By Donna Fliegler
At the beginning of the last century, my grandmother, Yetta Post, left her parents and sister in the village of Suvalk Gubernia, Poland (which was then part of Russia) with her young husband, Sam, and baby son, my uncle Harry. Yetta and Sam had married when they were both sixteen as their families wished them to emigrate to the United States. Sam was eligible for the Russian draft and according to family legend, they escaped from Poland with the help of a farmer with a cart who hid Sam in the hay. Nevertheless, Yetta managed to bring some family silver candlesticks, several copper cooking pots, and a feather bed in a steamer trunk. They embarked on a steamship and arrived in New York in 1903.
They settled in Erie, Pennsylvania where Yetta had several brothers already established in business. Sam was a tailor and immediately set up shop in a small store, and Yetta started on what was to a large family, three boys and four girls.
Yetta was an extremely religious woman. It was not easy to be observant in the small town of Erie. Prayers three times a day were required and with a growing family and lots of household chores it took perseverance to fulfill her religious obligations. There were few other Jewish families although a slow stream did eventually arrive. There was no synagogue for worship and not even a kosher butcher. The family existed on fish, dairy products, fruits and vegetables until a kosher slaughterer arrived sometime around the first World War.
Meanwhile Yetta and Sam were instrumental in forming a committee to found a synagogue where the small but growing Jewish community could worship. This became a reality in the early twenties and was called the Seventeenth Street Synagogue. My grandmother was a regular congregant there until old age forced her to live in the Browns Hill Home for the Aged in Pittsburgh.
My mother told stories of traveling scholars who came to my grandmother’s door to ask for funds for orphanages and old folks homes and to have a good kosher meal. She never turned anyone away. My mother and her sisters often slept on the kitchen floor so that the itinerants could sleep in their beds. My brother recently wrote an essay about Bubbe and the beggars. He said that when he was about twelve he told her that maybe these men weren’t all they claimed to be and that they were taking advantage of her. She replied that she was aware that some of them might be phony, but even if only one of them was honest it was her duty, her mitzvah and commandment, to give them small sums of money, a good hot kosher meal, and a bed for the night.
Yetta was a model homemaker. Her daughters learned all the housewifely arts and we granddaughters were put to work dusting and polishing whenever we visited. Today, the
smell of beeswax polish immediately transports me back to Bubbe’s front parlor. She raised her seven children, enjoyed her thirteen grandchildren and lived to the age of seventy-nine, outliving her husband by twenty years.

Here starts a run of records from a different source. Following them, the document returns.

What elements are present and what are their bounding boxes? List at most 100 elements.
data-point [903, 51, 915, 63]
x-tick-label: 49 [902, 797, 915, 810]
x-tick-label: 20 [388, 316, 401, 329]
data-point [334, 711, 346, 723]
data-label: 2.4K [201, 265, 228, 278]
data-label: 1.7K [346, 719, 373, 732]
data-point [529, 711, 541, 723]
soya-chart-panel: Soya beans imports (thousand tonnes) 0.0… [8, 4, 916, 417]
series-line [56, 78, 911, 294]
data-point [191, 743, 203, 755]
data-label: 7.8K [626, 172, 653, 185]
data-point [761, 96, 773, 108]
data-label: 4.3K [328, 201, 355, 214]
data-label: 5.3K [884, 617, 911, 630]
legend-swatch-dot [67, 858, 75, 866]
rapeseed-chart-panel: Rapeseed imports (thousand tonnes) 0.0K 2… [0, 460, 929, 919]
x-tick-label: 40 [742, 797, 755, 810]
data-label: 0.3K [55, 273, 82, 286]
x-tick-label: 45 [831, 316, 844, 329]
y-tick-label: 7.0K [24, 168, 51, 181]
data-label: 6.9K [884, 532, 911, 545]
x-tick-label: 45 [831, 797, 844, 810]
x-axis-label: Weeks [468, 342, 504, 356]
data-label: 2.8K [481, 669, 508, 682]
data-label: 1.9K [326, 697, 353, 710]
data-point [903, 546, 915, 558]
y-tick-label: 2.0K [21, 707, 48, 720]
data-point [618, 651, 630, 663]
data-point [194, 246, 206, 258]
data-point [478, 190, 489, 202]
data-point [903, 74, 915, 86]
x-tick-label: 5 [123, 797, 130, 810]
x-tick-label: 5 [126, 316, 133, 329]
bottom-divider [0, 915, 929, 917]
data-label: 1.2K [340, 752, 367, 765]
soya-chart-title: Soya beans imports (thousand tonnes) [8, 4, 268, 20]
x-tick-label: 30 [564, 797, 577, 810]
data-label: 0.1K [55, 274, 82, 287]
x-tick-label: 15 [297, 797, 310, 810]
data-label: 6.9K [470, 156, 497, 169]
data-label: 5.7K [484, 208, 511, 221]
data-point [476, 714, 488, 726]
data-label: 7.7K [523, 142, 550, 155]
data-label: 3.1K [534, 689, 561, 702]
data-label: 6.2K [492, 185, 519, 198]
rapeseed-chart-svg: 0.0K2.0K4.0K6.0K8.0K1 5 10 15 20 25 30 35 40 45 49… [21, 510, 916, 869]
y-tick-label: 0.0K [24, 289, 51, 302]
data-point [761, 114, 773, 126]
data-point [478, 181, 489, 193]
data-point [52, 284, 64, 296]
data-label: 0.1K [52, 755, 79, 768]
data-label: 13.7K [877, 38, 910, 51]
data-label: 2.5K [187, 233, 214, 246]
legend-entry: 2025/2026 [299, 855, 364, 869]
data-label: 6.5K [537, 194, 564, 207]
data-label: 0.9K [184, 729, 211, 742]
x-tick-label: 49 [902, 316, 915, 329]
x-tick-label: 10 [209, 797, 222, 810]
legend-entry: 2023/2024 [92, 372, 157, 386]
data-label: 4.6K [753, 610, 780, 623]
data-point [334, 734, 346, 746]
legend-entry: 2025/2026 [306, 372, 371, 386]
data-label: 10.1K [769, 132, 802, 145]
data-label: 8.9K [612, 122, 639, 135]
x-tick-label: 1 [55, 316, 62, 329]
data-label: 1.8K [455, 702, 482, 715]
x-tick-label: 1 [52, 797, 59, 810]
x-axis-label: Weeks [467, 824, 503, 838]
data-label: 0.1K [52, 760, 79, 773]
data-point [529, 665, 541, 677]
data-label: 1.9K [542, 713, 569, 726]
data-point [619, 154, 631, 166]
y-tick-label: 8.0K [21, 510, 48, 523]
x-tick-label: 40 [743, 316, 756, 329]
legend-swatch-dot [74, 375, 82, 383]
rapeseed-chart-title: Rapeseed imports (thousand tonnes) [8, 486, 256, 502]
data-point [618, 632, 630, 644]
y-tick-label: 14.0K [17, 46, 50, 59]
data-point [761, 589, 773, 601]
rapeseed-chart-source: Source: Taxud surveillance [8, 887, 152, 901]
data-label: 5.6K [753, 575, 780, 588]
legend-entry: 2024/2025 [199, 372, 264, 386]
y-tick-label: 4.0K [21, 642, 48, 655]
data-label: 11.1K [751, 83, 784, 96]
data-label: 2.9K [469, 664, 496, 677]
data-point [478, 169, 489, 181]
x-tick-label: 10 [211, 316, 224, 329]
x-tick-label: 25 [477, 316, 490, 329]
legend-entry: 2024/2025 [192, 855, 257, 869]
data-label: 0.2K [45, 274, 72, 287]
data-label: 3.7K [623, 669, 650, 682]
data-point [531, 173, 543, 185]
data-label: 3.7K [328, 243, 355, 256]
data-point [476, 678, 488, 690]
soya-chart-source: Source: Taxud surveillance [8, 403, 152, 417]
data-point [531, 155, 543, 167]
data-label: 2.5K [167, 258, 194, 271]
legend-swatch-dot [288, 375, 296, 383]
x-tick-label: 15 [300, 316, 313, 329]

As I grew to adulthood, I realized the courage it took for a teenaged bride and groom with a baby to pick themselves up, leave their home, and head for a place that might have been hostile, where they didn’t know the language, and hardly knew a soul.
Bubbe was the strong partner in her marriage. My grandfather was a sweet, gentle man who was not as religious at his wife or as purposeful, so I am certain that it was she who had the pioneer spirit and the drive to take them to this new land and to thrive.